Differential expression and clustering of sRNAs/sRNA loci
To identify suitable candidates for clustering by expression profile, differentially expressed sRNAs and sRNA loci were identified at each transition between time points using an ‘offset fold change’ method. In brief: an offset of 20 was added to sRNA or sRNA locus normalised counts before calculating log-ratios of the counts in order to determine changes in expression level between time points. In essence, the offset serves as a background correction for low expression level counts and deliberately underestimates the magnitude of differential expression where the absolute read counts are low, thus avoiding false positives in the less reliable range of sRNA read counts. At higher counts, the impact of the offset on log-ratios becomes negligible (Figure S14). We compared this method to two alternative methods: ‘unusual ratio’ (Draghici, 2003) and ‘modified SAM’ (Fahlgren et al., 2009) and found a good agreement between all methods in the intersection of differentially expressed loci (74.7%). Formulas for all definitions of differential expression are given in Data S1 online.

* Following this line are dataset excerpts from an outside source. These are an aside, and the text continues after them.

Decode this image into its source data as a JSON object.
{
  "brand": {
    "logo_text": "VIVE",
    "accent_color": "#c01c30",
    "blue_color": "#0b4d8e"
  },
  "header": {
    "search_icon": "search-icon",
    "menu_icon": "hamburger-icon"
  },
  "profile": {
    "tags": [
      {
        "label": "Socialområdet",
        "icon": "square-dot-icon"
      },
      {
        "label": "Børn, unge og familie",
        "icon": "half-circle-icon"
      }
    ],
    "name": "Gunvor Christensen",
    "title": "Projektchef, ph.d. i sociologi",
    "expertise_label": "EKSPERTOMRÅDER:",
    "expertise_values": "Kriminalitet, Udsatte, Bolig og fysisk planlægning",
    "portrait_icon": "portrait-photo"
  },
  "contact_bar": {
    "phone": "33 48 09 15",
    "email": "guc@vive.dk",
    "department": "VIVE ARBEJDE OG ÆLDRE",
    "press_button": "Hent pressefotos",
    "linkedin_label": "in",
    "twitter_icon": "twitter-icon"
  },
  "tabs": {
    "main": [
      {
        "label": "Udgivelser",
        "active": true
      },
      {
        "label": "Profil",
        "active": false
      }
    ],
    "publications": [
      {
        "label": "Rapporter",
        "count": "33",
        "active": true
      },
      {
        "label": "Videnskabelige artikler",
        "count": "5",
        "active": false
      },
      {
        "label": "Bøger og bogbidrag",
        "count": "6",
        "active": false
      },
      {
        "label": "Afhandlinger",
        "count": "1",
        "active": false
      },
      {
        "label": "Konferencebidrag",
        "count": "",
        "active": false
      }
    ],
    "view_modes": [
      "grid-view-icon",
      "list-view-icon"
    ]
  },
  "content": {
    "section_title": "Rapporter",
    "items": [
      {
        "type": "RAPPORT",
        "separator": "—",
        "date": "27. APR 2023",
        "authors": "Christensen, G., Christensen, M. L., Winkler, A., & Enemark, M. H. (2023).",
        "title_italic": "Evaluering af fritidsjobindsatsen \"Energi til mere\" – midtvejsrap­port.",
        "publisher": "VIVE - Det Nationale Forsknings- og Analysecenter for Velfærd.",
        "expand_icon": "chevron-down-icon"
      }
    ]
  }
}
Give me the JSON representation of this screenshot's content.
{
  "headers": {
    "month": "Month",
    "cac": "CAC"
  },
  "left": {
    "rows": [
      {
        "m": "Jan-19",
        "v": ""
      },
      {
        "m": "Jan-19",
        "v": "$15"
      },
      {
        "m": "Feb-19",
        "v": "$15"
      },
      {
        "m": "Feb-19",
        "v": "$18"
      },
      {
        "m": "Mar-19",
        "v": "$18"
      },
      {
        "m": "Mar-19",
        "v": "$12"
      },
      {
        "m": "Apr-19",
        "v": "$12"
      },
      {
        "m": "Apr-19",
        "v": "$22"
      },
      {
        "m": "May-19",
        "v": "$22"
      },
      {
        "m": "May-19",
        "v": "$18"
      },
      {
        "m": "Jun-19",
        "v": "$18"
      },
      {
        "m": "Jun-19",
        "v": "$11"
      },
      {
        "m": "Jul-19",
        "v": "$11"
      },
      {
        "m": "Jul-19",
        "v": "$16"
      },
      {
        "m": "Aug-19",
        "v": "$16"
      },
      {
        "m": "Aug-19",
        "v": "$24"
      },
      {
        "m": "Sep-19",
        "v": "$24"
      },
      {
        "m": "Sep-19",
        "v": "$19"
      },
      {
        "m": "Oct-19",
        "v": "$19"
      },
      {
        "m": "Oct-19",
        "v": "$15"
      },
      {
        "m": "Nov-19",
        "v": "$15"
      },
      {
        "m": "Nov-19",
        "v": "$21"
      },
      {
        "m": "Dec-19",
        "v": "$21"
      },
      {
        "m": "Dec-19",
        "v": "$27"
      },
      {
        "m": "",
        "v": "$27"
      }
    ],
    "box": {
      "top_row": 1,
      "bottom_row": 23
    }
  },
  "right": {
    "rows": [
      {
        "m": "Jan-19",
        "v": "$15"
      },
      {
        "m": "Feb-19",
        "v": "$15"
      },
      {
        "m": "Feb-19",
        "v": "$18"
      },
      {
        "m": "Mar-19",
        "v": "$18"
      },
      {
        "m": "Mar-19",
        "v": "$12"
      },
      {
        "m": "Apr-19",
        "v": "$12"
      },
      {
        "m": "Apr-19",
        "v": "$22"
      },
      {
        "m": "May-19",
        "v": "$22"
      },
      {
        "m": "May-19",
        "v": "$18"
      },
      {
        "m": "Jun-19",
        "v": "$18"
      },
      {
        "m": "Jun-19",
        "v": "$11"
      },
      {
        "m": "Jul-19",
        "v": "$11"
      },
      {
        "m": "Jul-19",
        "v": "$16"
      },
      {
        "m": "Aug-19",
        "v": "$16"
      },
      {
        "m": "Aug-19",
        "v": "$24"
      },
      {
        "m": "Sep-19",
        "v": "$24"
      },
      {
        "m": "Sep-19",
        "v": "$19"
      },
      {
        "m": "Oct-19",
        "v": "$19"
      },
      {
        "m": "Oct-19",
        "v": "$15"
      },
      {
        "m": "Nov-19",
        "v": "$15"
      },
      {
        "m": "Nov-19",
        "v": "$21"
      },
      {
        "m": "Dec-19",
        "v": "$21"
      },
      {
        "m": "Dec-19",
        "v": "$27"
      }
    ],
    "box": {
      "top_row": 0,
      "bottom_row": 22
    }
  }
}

Differentially expressed sRNAs and sRNA loci, respectively, were then grouped into clusters, using the Pearson Correlation Coefficient as measure of similarity between expression profiles. Agglomerative hierarchical clustering was used to select the number of clusters, and the k-means clustering method (Xu and Wunsch, 2009) was then applied to obtain the final clustering by expression profile.
To identify suitable background sets of sRNA loci for the enrichment analyses of sequence motifs and strand bias in clustered sRNA loci, we applied an entropy measure described in detail in Data S1 online.
This work was supported by the BBSRC (grant numbers: BB/G008078/1 and BB/I00016X/1). S. L-G was supported from the Spanish Ministerio de Ciencia e Innovación. We thank Prof. John Wood for help with statistical problems.
Note added to proof:
The new miRNAs have been submitted to miRBase and the following names were assigned: sl-miR-V is sly-MIR5300; sl-miR-W is sly-MIR5301; sl-miR-T is sly-MIR5302; sl-miR-X is sly-MIR5303; sl-miR-Z is sly-MIR5304 and sl-miR-Y is sly-MIR482.